Molecular Determinants of GS-9620-Dependent TLR7 Activation.[Pubmed:26784926]
PLoS One. 2016 Jan 19;11(1):e0146835.
GS-9620 is an orally administered agonist of Toll-like receptor (TLR)7 currently being evaluated in clinical studies for the treatment of chronic HBV and HIV patients. GS-9620 has shown antiviral efficacy in preclinical models of chronic hepadnavirus infection in woodchuck as well as chimpanzee. However, the molecular determinants of GS-9620-dependent activation of TLR7 are not well defined.
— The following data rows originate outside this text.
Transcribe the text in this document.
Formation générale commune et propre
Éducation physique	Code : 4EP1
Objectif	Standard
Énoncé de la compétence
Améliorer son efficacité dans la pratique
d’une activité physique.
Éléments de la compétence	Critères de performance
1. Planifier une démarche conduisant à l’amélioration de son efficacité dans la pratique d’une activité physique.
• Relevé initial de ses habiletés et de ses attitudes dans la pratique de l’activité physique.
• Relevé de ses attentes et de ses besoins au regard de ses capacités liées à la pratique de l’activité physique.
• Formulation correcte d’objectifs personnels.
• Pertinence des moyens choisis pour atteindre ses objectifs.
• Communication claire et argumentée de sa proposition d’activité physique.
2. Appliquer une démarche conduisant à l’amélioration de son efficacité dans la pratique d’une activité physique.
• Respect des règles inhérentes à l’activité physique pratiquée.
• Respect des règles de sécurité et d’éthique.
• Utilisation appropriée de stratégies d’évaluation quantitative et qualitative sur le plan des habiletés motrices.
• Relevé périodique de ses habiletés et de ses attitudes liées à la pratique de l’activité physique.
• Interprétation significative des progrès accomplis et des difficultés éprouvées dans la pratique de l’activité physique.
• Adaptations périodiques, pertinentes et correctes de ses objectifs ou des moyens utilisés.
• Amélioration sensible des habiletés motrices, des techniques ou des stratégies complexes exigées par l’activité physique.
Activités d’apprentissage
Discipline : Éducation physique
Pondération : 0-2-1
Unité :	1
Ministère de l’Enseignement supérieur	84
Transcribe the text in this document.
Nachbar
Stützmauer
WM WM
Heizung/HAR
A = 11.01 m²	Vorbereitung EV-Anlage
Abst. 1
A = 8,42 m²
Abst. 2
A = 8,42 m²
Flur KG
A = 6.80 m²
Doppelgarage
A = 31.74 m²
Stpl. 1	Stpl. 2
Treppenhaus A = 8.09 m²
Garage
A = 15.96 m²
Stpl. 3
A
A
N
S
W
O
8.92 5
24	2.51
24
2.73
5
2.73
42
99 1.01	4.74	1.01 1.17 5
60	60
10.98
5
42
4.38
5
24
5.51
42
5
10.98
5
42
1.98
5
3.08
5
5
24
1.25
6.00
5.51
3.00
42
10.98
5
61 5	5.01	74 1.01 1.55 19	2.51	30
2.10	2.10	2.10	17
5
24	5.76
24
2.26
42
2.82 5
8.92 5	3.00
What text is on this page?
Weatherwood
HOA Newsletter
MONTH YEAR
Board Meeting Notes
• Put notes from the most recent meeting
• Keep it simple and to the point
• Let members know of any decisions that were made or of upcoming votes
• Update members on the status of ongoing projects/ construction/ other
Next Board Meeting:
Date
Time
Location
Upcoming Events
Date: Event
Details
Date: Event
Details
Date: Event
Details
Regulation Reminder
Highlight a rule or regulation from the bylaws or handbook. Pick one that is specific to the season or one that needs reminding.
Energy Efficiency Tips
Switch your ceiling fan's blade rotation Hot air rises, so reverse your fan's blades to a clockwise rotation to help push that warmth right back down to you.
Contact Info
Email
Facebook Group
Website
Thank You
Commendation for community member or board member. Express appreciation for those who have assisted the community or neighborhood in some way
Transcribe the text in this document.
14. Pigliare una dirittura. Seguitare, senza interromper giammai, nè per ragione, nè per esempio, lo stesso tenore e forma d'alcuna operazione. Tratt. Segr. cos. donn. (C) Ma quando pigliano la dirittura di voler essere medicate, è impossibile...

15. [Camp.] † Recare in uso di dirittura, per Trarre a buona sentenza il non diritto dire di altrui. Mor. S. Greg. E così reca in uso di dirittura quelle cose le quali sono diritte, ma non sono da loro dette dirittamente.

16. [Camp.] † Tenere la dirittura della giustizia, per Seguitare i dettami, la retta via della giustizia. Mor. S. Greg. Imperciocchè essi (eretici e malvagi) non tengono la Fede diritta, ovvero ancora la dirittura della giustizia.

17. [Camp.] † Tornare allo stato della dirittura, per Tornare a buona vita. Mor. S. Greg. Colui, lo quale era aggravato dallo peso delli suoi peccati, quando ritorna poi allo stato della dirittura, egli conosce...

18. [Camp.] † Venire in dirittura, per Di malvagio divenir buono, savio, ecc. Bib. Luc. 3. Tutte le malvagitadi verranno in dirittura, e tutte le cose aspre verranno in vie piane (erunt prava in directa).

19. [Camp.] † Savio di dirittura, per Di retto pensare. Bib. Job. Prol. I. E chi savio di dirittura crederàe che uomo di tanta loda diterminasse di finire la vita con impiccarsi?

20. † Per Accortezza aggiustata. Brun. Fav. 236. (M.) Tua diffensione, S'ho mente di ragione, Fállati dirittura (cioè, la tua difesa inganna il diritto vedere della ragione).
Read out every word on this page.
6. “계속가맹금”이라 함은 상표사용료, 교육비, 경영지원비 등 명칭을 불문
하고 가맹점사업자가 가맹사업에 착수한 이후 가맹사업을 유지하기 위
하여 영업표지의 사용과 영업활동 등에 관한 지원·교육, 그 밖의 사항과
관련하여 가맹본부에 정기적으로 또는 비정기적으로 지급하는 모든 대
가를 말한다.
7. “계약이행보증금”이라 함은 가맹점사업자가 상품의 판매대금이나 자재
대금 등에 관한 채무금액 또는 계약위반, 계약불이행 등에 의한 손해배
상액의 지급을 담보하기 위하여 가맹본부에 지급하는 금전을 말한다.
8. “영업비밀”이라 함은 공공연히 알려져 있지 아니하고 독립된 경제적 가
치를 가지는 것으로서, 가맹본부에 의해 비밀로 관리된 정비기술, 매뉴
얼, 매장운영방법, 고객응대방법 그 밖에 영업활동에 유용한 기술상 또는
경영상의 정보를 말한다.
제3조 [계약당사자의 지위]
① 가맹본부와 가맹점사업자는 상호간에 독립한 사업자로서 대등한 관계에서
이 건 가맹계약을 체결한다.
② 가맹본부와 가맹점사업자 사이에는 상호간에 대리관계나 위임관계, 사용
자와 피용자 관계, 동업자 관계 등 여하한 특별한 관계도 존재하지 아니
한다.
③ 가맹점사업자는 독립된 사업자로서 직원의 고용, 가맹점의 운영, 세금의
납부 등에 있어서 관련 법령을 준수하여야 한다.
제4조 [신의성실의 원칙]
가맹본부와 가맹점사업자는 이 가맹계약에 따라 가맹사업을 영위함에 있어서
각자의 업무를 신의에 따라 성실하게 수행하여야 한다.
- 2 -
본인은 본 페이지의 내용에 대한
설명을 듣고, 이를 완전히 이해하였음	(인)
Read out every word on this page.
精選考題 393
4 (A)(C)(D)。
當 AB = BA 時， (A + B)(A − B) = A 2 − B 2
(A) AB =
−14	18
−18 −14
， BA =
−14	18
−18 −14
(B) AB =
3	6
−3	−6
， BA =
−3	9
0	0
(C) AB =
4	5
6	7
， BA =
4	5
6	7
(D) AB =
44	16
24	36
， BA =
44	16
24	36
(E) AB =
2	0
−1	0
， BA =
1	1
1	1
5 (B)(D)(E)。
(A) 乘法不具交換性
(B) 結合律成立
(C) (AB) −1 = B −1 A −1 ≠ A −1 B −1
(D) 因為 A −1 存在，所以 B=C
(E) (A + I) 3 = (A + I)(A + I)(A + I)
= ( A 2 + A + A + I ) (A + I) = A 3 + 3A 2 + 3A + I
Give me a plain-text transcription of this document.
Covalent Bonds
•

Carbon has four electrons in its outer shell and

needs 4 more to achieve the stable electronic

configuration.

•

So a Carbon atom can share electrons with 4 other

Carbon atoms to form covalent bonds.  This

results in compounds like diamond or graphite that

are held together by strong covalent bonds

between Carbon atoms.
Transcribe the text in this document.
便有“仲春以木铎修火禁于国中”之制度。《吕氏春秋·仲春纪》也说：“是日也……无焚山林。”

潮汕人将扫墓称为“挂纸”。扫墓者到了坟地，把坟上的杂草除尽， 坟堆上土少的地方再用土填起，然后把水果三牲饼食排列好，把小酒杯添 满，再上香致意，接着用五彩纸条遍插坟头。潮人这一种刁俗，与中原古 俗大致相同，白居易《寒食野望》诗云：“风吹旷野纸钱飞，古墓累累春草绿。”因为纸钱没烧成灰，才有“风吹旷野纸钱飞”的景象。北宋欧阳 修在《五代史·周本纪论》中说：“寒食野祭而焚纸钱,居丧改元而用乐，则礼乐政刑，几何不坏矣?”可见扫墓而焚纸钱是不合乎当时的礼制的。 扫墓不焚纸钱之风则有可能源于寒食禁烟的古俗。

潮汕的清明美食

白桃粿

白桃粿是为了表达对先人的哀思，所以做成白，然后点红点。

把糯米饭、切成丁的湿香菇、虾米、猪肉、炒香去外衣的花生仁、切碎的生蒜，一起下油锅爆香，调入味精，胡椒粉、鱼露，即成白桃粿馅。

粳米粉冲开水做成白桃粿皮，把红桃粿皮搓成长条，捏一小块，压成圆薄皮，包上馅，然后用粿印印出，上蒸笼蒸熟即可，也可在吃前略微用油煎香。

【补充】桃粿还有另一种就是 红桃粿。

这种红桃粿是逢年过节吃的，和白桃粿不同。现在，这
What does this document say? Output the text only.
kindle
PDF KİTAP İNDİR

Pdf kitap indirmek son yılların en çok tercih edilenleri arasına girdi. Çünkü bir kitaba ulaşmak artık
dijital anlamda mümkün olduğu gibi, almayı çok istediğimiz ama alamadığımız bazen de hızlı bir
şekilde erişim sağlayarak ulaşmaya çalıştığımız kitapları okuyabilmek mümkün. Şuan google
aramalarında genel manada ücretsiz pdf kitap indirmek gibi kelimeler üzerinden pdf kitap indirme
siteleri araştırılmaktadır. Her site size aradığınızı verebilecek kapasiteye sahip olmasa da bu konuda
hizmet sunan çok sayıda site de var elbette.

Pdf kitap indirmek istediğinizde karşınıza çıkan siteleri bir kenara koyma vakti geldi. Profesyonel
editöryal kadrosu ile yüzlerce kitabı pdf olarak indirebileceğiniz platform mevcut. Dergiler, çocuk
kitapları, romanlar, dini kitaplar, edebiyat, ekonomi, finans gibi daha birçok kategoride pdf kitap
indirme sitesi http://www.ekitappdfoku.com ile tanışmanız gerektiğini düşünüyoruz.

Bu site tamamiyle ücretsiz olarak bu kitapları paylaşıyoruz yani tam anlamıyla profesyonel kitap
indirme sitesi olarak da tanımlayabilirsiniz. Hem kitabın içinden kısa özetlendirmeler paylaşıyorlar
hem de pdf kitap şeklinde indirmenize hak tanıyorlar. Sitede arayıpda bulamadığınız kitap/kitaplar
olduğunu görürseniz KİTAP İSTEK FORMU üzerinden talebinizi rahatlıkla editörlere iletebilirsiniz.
The studies presented here elucidate GS-9620 subcellular distribution and characterize its molecular interactions with human TLR7 using structure-guided mutational analysis. Based on our results we present a molecular model of TLR7 bound to GS-9620. We also determine that several coding SNPs had no effect on GS-9620-dependent TLR7 activation. In addition, our studies provide evidence that TLR7 exists in a ligand-independent oligomeric state and that, TLR7 activation by GS-9620 is likely associated with compound-induced conformational changes. Finally, we demonstrate that activation of NF-kappaB and Akt pathways in primary plasmacytoid dendritic cells occur as immediate downstream cellular responses to GS-9620 stimulation. The data presented here further our understanding of the molecular parameters governing TLR7 activation by GS-9620, and more generally by nucleos/tide-related ligands.